France has requested an opinion by the Council’s legal service on the pending cybersecurity certification for cloud services (EUCS), blocking a deal among the member states, a close source has told Euronews.
The country wants to know more about how adoption of the EUCS would impact the future of national schemes, according to the outcome of the European Cybersecurity Certification Group (ECCG).
France has its own domestic security qualification – SecNumCloud – developed by the French National Cybersecurity Agency (ANSSI), designed to ensure the robustness of cloud solutions with rising cyberattacks.
The EU scheme was set to be approved by April 15, after EU cybersecurity agency ENISA published a new draft text aiming to overcome a deadlock in negotiations.
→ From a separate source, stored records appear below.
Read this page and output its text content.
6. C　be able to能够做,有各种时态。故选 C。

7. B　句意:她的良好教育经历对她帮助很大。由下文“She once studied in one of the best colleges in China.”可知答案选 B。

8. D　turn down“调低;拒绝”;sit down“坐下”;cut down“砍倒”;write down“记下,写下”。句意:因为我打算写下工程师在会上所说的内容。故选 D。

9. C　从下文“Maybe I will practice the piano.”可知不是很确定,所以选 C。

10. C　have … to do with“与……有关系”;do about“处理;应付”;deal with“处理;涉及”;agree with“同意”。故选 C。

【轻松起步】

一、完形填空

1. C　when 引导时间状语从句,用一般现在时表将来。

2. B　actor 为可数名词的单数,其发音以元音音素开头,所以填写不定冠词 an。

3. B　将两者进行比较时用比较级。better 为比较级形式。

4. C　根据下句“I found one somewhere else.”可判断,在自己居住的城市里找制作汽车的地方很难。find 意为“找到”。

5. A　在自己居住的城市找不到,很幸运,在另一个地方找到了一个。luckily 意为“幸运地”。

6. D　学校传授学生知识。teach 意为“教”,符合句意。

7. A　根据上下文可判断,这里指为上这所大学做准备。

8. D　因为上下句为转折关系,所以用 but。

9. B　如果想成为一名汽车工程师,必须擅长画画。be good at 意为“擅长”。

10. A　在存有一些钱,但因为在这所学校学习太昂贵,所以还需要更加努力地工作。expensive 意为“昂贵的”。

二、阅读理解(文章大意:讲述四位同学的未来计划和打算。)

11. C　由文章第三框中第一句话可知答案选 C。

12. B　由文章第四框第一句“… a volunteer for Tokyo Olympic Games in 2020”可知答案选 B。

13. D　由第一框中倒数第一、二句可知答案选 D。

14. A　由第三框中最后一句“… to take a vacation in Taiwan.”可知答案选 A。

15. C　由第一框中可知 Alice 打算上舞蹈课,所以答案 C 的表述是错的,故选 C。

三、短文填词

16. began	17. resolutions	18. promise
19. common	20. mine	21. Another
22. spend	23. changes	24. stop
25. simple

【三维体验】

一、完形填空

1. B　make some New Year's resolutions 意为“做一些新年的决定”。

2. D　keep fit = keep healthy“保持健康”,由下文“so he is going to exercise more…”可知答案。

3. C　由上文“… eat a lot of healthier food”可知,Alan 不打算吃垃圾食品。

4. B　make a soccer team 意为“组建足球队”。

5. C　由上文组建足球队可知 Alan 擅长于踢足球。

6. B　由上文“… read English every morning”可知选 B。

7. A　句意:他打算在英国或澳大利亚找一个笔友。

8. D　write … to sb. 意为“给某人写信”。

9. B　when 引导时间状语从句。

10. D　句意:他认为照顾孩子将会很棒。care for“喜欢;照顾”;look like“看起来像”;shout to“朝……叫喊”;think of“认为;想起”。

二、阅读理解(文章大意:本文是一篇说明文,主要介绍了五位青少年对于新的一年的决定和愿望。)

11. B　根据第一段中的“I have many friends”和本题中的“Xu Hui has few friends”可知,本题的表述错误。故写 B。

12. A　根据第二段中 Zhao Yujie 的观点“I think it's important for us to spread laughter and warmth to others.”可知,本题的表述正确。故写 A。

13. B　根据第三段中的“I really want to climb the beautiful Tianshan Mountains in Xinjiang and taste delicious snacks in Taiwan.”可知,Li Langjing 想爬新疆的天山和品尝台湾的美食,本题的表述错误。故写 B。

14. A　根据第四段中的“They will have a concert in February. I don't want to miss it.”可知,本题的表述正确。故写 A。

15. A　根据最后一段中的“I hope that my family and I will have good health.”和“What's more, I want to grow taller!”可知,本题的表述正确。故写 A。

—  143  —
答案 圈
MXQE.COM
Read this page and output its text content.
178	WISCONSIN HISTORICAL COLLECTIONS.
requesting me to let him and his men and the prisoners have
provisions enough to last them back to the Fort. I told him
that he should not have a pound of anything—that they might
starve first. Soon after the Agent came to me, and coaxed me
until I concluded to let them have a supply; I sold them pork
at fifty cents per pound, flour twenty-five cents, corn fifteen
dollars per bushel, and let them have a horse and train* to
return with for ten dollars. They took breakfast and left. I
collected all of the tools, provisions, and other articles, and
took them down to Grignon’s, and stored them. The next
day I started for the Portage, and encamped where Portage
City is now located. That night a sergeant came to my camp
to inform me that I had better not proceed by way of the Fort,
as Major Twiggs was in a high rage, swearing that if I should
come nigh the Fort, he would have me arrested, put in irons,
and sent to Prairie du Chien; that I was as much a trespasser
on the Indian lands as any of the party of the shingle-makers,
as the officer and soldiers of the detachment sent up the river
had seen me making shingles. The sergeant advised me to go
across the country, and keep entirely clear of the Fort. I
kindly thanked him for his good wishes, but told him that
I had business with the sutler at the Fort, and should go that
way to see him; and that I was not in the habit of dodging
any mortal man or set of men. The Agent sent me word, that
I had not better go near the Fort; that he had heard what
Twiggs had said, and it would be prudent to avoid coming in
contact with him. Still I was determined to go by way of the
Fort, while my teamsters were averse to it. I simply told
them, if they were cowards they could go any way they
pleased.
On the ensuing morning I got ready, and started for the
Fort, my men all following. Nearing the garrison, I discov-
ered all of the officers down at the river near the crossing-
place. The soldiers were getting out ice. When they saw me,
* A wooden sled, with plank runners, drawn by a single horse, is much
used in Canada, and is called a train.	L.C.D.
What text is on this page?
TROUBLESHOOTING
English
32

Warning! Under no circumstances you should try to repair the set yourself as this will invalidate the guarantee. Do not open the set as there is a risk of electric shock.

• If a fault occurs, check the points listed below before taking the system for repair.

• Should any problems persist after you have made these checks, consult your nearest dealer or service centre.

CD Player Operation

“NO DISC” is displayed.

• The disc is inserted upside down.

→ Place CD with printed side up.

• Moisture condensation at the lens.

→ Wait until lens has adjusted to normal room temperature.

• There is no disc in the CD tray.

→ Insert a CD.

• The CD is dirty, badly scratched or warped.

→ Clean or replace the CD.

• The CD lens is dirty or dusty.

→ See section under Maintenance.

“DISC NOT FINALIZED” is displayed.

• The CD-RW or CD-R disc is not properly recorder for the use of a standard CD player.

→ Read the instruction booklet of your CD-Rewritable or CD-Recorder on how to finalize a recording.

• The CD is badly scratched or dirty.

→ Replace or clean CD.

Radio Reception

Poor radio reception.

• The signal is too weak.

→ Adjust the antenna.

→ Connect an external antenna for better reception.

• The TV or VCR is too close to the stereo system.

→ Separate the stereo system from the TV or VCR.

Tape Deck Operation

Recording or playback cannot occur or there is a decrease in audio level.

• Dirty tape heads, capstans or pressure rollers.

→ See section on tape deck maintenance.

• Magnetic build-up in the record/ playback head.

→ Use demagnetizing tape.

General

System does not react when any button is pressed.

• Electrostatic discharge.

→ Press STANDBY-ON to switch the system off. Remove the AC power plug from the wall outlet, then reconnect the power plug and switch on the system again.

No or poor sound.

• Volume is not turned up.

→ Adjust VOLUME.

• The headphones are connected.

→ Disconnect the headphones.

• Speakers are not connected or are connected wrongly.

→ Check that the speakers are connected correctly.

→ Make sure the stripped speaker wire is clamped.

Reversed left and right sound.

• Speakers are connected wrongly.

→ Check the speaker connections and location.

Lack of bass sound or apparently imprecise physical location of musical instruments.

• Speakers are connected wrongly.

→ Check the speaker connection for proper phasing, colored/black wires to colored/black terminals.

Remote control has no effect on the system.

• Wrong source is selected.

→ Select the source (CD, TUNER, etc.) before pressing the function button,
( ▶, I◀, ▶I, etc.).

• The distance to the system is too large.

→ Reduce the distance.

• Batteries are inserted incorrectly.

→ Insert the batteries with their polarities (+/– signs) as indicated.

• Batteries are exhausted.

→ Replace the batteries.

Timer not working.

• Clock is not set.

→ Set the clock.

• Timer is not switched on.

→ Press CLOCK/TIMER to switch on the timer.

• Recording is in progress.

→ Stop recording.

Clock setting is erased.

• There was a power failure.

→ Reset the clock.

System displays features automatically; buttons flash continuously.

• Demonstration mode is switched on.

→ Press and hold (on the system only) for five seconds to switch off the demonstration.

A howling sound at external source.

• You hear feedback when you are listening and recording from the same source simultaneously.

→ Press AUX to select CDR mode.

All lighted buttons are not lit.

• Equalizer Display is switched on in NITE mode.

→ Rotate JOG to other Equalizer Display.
It could now be greenlighted at the earliest during expert group meetings in May or June.
Discussions have been ongoing for the past three years on a voluntary certification scheme for cloud services after the European Commission asked ENISA in 2019 to prepare such a scheme. This would allow companies to demonstrate that certified ICT solutions offer the right level of cybersecurity protection for the EU market.
The latest text proposed by ENISA had left out so-called sovereignty requirements. France previously attempted to introduce such requirements within the text designed to exclude non-EU cloud companies from qualifying for the highest security options. This proposal was strongly resisted by several EU countries and industry, who perceived it as a protectionist move.
Earlier this month (10 April), EU companies including aircraft manufacturer Airbus and telecom companies Orange and Deutsche Telekom called upon the 27 EU member states in an open letter to include sovereignty requirements in the proposal.